Say you have a 100Hz fundamental frequency. That means it repeats every 10ms, the blue curve in the graph.
This signal may have a 3rd harmonic (purple curve), so that's at 300Hz and hence repeats every 3.3ms. It has to be an exact multiple of the ground frequency so that it also starts a new cycle when the fundamental starts a new cycle, namely after 10ms. At that moment 1 cycle of the fundamental has passed, and 3 of the 3rd harmonic. Same with the fifth harmonic (brown curve): after 10 ms five cycle of it have passed and it starts a new cycle at the same time the other harmonics start a new cycle. So the situation after 10ms is exactly the same for all the harmonics as at time 0. And that's what frequency is, that everything repeats after a given period of time.
Suppose I have a fundamental frequency of 200Hz (blue curve below), so you see the same wave again every 5ms. And that you have a second component at 500Hz (pink), so that's not an exact multiple of 200Hz. What happens? The 200Hz starts a new cycle at 0ms, 5ms, 10ms, 15ms, 20ms, etc. The 500Hz component starts a new cycle at 0ms, 2ms, 4ms, 6ms, 8ms, 10ms, 12ms, etc. At 5ms the first starts a new cycle, but the second doesn't, therefore we won't see a repeat of the 0ms at that point. We do at 10ms, because then both components start a new cycle. And they also will at 20ms, not sooner.

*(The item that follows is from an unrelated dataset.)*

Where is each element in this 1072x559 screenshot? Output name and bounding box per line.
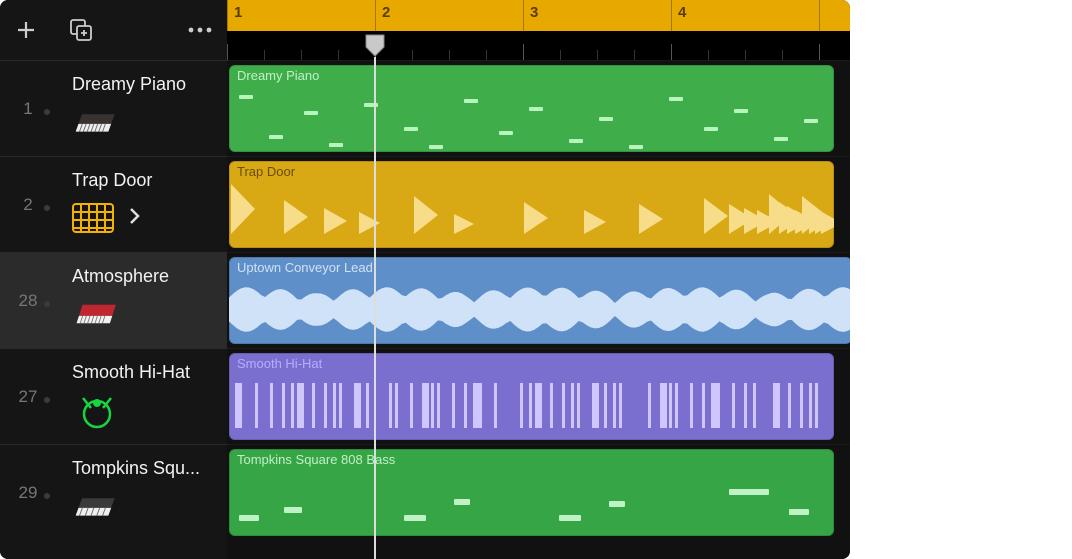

We see that the fundamental frequency is 100Hz (brown curve), even if there's no wave at that frequency! But that's the highest frequency which has 200Hz and 500Hz as exact multiples.
So don't we need that fundamental frequency then? It appears that sometimes we don't. Our brain can reconstruct the missing fundamental in audio. Take an audio system where the speakers can't reproduce say 50Hz because too low. If your signal is composed of a 50Hz, a 100Hz and a 150Hz wave only the 100Hz and 150Hz will be reproduced. Yet we perceive this as a 50Hz signal!
The fundamental frequency is the greatest common divider (GCD) of all its components. The more frequencies are present which don't have simple ratios the lower this fundamental frequency will be, until you get to noise, which theoretically has all frequencies in it and has a fundamental frequency of zero, i.e. that it doesn't repeat at all!
Digital noise generators try to create a good quality noise by making the fundamental frequency as low as possible, for instance 0.001Hz, which means the same sequence repeats once every 18 minutes.